Усталость номенклатуры важнее активности оппозиции
В чем главная опасность политических ограничений и репрессийАвторитаризм, у которого нет ни развития, ни могущественных покровителей, ни своей эсхатологии, ждут трудные времена
Апрель 2021 г. стал одним из самых насыщенных периодов с точки зрения масштаба и плотности политических ограничений в России. Такого не было, пожалуй, с 1993 г., когда репрессивный пароксизм стал следствием президентского самопереворота и короткой гражданской войны. По масштабу репрессий мы еще не достигли андроповского 1983 г., когда КГБ зачистил диссидентское движение, годами портившее нервы советской власти, а заодно организовал серию масштабных антикоррупционных чисток номенклатуры и закрутил гайки для простых трудящихся. Но повод серьезно задуматься уже есть.
Законы об ограничениях для просветительской деятельности и штрафы за «неправомерное использование» пресс‑карт на митингах; фактический запрет легальной деятельности для либеральной несистемной оппозиции — «штабов Навального»; аресты и задержания оппозиционеров; полицейские репрессии против общественников и левых активистов, от депутатов КПРФ до лидера Левого фронта Сергея Удальцова; удары по оппозиционным СМИ (сначала по DOXA, потом по «Медузе») – все это делает апрель 2021 г. знаковым, поворотным месяцем.

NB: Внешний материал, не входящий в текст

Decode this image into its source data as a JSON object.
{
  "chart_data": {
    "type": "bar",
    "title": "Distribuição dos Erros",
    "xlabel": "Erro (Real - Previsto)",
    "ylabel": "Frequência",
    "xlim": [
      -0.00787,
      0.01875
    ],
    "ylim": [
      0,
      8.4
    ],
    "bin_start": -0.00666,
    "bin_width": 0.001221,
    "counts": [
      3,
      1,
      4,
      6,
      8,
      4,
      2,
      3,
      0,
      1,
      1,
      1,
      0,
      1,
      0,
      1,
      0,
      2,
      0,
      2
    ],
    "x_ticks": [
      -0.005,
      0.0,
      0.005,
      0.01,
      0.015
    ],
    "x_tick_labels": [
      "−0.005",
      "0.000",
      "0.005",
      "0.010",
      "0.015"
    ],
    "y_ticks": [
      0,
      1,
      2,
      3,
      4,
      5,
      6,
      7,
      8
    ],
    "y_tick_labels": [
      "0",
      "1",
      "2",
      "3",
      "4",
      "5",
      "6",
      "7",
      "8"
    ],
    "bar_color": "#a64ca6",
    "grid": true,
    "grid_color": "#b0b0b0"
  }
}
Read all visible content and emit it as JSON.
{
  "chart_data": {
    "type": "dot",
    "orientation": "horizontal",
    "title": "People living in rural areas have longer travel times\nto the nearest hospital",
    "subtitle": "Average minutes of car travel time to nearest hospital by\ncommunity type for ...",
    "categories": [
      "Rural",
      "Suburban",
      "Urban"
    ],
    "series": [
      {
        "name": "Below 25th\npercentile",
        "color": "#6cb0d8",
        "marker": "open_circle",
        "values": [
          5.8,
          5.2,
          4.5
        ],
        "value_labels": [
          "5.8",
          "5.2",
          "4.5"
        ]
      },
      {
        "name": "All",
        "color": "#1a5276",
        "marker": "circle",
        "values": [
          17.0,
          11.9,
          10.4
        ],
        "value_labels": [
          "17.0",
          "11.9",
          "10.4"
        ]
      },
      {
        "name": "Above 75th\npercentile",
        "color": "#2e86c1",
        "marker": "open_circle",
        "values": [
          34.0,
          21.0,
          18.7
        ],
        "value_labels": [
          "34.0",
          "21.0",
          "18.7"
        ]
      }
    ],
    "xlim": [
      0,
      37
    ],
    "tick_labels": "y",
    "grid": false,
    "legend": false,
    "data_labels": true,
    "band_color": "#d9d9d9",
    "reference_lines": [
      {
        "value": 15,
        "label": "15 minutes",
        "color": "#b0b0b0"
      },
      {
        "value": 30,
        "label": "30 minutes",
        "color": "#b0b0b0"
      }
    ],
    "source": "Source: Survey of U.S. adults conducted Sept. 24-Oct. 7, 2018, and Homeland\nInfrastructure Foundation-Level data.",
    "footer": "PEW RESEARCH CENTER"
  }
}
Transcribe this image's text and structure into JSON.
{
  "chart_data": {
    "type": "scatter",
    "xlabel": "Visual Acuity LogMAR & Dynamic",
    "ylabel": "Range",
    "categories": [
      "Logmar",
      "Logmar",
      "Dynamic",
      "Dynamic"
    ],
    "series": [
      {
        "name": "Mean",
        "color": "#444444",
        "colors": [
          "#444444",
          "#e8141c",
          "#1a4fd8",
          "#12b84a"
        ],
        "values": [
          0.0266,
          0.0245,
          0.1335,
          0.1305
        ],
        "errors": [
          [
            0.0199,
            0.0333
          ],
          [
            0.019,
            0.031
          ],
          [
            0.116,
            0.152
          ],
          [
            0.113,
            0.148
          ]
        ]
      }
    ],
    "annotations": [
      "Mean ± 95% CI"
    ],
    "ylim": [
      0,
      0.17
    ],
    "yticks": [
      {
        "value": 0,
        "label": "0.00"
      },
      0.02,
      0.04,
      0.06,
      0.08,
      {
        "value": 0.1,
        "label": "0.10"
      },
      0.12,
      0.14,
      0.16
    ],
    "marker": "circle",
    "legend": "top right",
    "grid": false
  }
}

Критикам российской власти впору даже пожалеть о том, что они годами растрачивали резкие слова об авторитаризме в адрес кремлевского руководства. Теперь, когда власть действительно показала клыки, они снова кричат «волки, волки», но мало кто уже отзывается на это. А у функционеров власти, кажется, возникло «головокружение от успехов»: репрессивные жернова работают эффективно, противники разбиты и обескуражены.
Однако авторитарный энтузиазм, возможно, опаснее для режима, чем открытая оппозиция.
У любой диктатуры есть своя цена. Дело не только в негативном отборе элиты или в падении эффективности управления, которые дадут себя знать через годы (хотя, скажем, в Китае этот эффект пока удается минимизировать). Важнее, что для любого чиновника, политика или бизнесмена карьера превращается во все более рискованную игру. Ежедневный небольшой выигрыш продлевает доступ к привилегиям, но любой проигрыш означает в лучшем случае отставку, а в худшем — тюрьму с конфискацией имущества. Над каждым функционером авторитарной системы всегда маячит, извините за штамп, «призрак 1937-го». Более того, в условиях внешнего давления этот «призрак» имеет все возможности материализоваться. И чем больше давление, тем больше шансов на материализацию.
Конечно, диктатур много, и некоторые из них демонстрируют завидную прочность. Но за нее они всегда чем-то расплачиваются. Одни работают колониальными держимордами, выколачивая из своего населения то, что нужно покровителям в метрополии, в обмен на их снисходительность к «перегибам». Другие — «диктатуры развития» — оплачивают свою монополию на политику ростом экономики или социальной мобильностью. Третьи скрепляют свою власть популярной идеологией. Но авторитаризм, у которого нет ни развития, ни могущественных покровителей, ни собственной эсхатологии, ждут трудные времена.
Устойчивость подрывают не столько бунтовщики снизу, сколько собственные функционеры, устающие рисковать и жаждущие обменять наконец свою лояльность на спокойствие и безопасность. Именно такая усталость номенклатуры от политического «волюнтаризма» стоила, например, власти Никите Хрущеву.